Remarkably enough, given the injuries he’d suffered, of both a physical and emotional sort (he had, he said, been forced to lie in the road in a pool of his own blood and incisors for “a long time” before someone came to his rescue: minutes? hours? I wondered with a flinch), Ahmed didn’t seem especially distressed. He continued to mutter to himself and to sort through the trash and tie up the red roses with spare bits of wire. We gave him some money, and he put it in his pocket with a satisfied grin and one of his pet formulas, “Thank you very very much. Everything will be all right,” he would say when we slipped him a bill, though he made it clear that what he’d really like was clothing — any old pants, sweaters, or, best of all, shoes, we could spare. “Thank you very very much. Everything will be all right.”

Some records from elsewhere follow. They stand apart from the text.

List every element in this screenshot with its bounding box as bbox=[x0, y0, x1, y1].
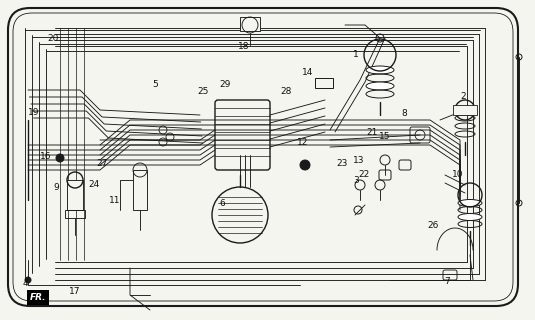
Text: 29: 29 bbox=[219, 80, 231, 89]
Bar bbox=[315, 78, 333, 88]
Text: 17: 17 bbox=[69, 287, 81, 296]
Text: 14: 14 bbox=[302, 68, 314, 76]
Ellipse shape bbox=[458, 199, 482, 206]
Text: 3: 3 bbox=[353, 176, 358, 185]
Text: 15: 15 bbox=[379, 132, 391, 140]
Bar bbox=[133, 170, 147, 210]
Ellipse shape bbox=[458, 213, 482, 220]
Bar bbox=[453, 105, 477, 115]
Ellipse shape bbox=[366, 82, 394, 90]
Text: 27: 27 bbox=[96, 159, 108, 168]
Text: 8: 8 bbox=[401, 109, 407, 118]
Bar bbox=[65, 210, 85, 218]
Text: 12: 12 bbox=[296, 138, 308, 147]
Text: FR.: FR. bbox=[30, 293, 47, 302]
Text: 6: 6 bbox=[219, 199, 225, 208]
Text: 16: 16 bbox=[40, 152, 51, 161]
Text: 11: 11 bbox=[109, 196, 121, 204]
Text: 21: 21 bbox=[366, 128, 378, 137]
Text: 9: 9 bbox=[54, 183, 59, 192]
Text: 4: 4 bbox=[23, 279, 28, 288]
Text: 18: 18 bbox=[238, 42, 249, 51]
Text: 24: 24 bbox=[88, 180, 100, 188]
Circle shape bbox=[25, 277, 31, 283]
Bar bbox=[240, 17, 260, 31]
Text: 23: 23 bbox=[337, 159, 348, 168]
Text: 26: 26 bbox=[427, 221, 439, 230]
Bar bbox=[67, 180, 83, 210]
Text: 13: 13 bbox=[353, 156, 364, 164]
Text: 7: 7 bbox=[444, 277, 449, 286]
Text: 1: 1 bbox=[353, 50, 358, 59]
Circle shape bbox=[56, 154, 64, 162]
Text: 25: 25 bbox=[197, 87, 209, 96]
Text: 5: 5 bbox=[152, 80, 158, 89]
Circle shape bbox=[300, 160, 310, 170]
Text: 2: 2 bbox=[460, 92, 465, 100]
Text: 19: 19 bbox=[28, 108, 40, 116]
Text: 28: 28 bbox=[280, 87, 292, 96]
Text: 20: 20 bbox=[48, 34, 59, 43]
Ellipse shape bbox=[366, 66, 394, 74]
Text: 22: 22 bbox=[358, 170, 370, 179]
Text: 10: 10 bbox=[452, 170, 463, 179]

This was not, though, the last of his disappearances. A while after his accident and recovery, he vanished yet again. And again we asked ourselves, What happened? Was he ill once more or had something inside of him snapped as a result of his wounds and the way he’d been ignored by those cars speeding by? Or was there some other reason for his absence? He never returned to explain. The last time I saw Ahmed was the first time I ever saw him truly upset: He was sitting on a stoop at the bottom of our street, and he seemed to me to be sobbing. I approached him and asked what was wrong. “Son of a bitch, son of a bitch,” he kept saying. He was clutching his burlap sack and his eyes were wet, though I do not know if he was crying or sick. He kept coughing. “Son of a bitch. All day, I work all day. They pay five shekel, chamsa shekel, ya ben zona.” He slipped into Arabic numbers but stuck to Hebrew curses. He did not appear to be angry at me, but hurt by the way he’d been used by our neighbors. And while it is tempting to assign his tears to a sudden awareness of the larger, longer, deeper injustice of his situation — here he was, an impoverished Palestinian, swabbing for pennies the once-Arab-owned steps of the Jews’ house — that does not seem right: Ahmed was, again, very practical in his complaints. Something particular had happened that day and it had upset him profoundly. What? “Chamsa shekel, son of a bitch …” When I tried to offer help and clarify what exactly had gone on (five shekels, about $1.25 at the time, was indeed an offensively minuscule sum to pay for a full day’s work, which should have brought him one hundred shekels at the very least), he looked up but right through me, without answering, then finally propped himself to standing and walked away, shaking his head, wiping his eyes, coughing, cursing.
Chronologically at least, that was my final glimpse of Ahmed, though another image lingered on, long after he departed and Shlomi hauled away his precious trash collection with much angry fanfare at seven o’clock one morning, cursing to their baffled faces the Ethiopian neighbors for not lending a hand: “They’re worse than the Arabs.” That other picture of Ahmed hovered in my field of vision, as a sort of holographic flicker, whenever I looked out across the street, through the window, and this shadowy sight almost convinced me that he was — or his spirit was — still somehow protecting the plants he had once tended in person with such unstinting love.…
At the end of the day, an average day, after he’d made sure that every bush and vine was solidly propped, the undergrowth cleared, and the lot’s bare sandy patches neatly smoothed across, Ahmed would finally allow himself to slow down. With a heavy sigh he would lower his tired frame onto an upholstered footrest that he’d salvaged, tattered and wobbly, from yet another garbage bin and placed like a low throne at the center of the plot. One hand slung across his knee, the other holding his small wooden pipe, he would sit, taking silent puffs, leaning forward, at last at peace in his garden.